Her friends finally seemed impressed by the notion of an older guy, one who could offer to treat a girl on a whim without putting a dent in his wallet.

‘So, does that mean …’ one of the girls said, lowering her voice. Misa found herself straining to hear. ‘Have you done it?’

Right – girls this age have a lot of superficial knowledge without much actual experience. Misa smirked wryly to herself.

‘Not yet,’ Et-chan responded nonchalantly. ‘He’s worried about it looking like enjo kosai.’

‘Yeah, but he’d have to pay you for it to be enjo kosai, right? That’s like prostitution, innit?’

‘Like I said, he’s clueless – he doesn’t even realize!’ Et-chan flashed a plucky smile. ‘He just keeps telling me to hurry up and grow up!’

‘As if you can do anything about that?!’ the whole group exclaimed.

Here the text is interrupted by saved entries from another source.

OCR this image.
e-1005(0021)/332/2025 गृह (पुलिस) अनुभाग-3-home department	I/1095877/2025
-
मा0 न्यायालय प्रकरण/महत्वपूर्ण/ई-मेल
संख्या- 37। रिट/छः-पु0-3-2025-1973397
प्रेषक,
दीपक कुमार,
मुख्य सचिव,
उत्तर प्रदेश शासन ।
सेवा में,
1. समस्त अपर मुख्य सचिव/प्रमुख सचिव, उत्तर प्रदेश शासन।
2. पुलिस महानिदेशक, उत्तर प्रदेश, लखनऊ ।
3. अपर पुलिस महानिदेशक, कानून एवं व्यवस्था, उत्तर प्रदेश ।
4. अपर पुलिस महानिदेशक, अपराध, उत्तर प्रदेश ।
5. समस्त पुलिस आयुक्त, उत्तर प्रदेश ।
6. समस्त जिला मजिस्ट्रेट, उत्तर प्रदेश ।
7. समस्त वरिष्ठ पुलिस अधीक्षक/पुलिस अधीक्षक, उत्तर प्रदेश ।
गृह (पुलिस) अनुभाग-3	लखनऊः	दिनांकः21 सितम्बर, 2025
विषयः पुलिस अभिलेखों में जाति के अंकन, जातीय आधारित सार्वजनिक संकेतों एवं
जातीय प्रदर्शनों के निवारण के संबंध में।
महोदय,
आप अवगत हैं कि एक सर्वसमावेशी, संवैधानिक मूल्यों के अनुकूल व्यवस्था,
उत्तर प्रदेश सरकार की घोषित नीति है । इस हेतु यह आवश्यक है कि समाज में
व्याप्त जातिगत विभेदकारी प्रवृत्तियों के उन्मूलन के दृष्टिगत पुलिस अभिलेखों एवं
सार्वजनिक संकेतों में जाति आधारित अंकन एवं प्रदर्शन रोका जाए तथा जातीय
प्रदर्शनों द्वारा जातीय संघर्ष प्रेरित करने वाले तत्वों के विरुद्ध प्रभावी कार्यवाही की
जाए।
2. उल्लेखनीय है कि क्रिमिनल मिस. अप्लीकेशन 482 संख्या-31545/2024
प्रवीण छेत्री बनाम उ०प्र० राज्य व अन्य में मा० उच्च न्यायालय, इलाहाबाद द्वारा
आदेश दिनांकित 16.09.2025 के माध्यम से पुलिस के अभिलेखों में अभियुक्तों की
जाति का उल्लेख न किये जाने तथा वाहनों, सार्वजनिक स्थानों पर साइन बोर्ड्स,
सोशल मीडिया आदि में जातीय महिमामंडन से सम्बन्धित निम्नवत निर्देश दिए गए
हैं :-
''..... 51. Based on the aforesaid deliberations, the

Surely Et-chan’s young man would be surprised to know the extent to which he was up for discussion.

‘But has he ever tried to pressure you?’

‘If he was that kind of guy, I’d break up with him.’

Ah, ouch. Misa involuntarily clutched at her chest.

Et-chan kept on talking. ‘Of course I’m scared too. I love my boyfriend but I’m nervous about having to do something that I don’t want to do. He knew that I was in high school when we first started dating, and he loves me too, so he’ll wait until I graduate. And he knows I’m studying for exams this year.’

Misa thought about her own boyfriend, over whom she was now wavering whether to break up or stay with. If that had been Katsuya and me …

If she were to point out to Katsuya that he had misread kanji, he’d be pretty annoyed and it would most likely lead to a fight (he was particularly sensitive about being told things he didn’t know, always accompanied by a high risk of him becoming violent). And the two of them were the same age so they had both been keen to go all the way, but if Misa had had any qualms, Katsuya probably would have fumed and accused her of not loving him.

Misa had never refused Katsuya, not for anything. She knew that if she did, he would get angry and hold it against her.

But had he ever given any thought to how she felt?

On the rare occasions when she had screwed up the courage to say that she doesn’t want to do something, had it ever occurred to him to wonder how hard it was for her to do that, or maybe to consider not doing something because she didn’t like it?

Love means not doing the thing that the other person dislikes.

Despite the fact that, as a grown man, he didn’t know how to use an iron or how to read the character for ‘silk’ on the label of his shirt and had to be told these things by his high-school-age girlfriend, Et-chan’s boyfriend was still a good guy. He was a good boyfriend.

Even just from eavesdropping on this stranger’s conversation that she happened to catch on the train, Misa could tell that they were a happy couple.

I may be older than Et-chan but I let myself be misled by Katsuya’s looks and attitude. Turns out, Et-chan is a much better judge of character than I am.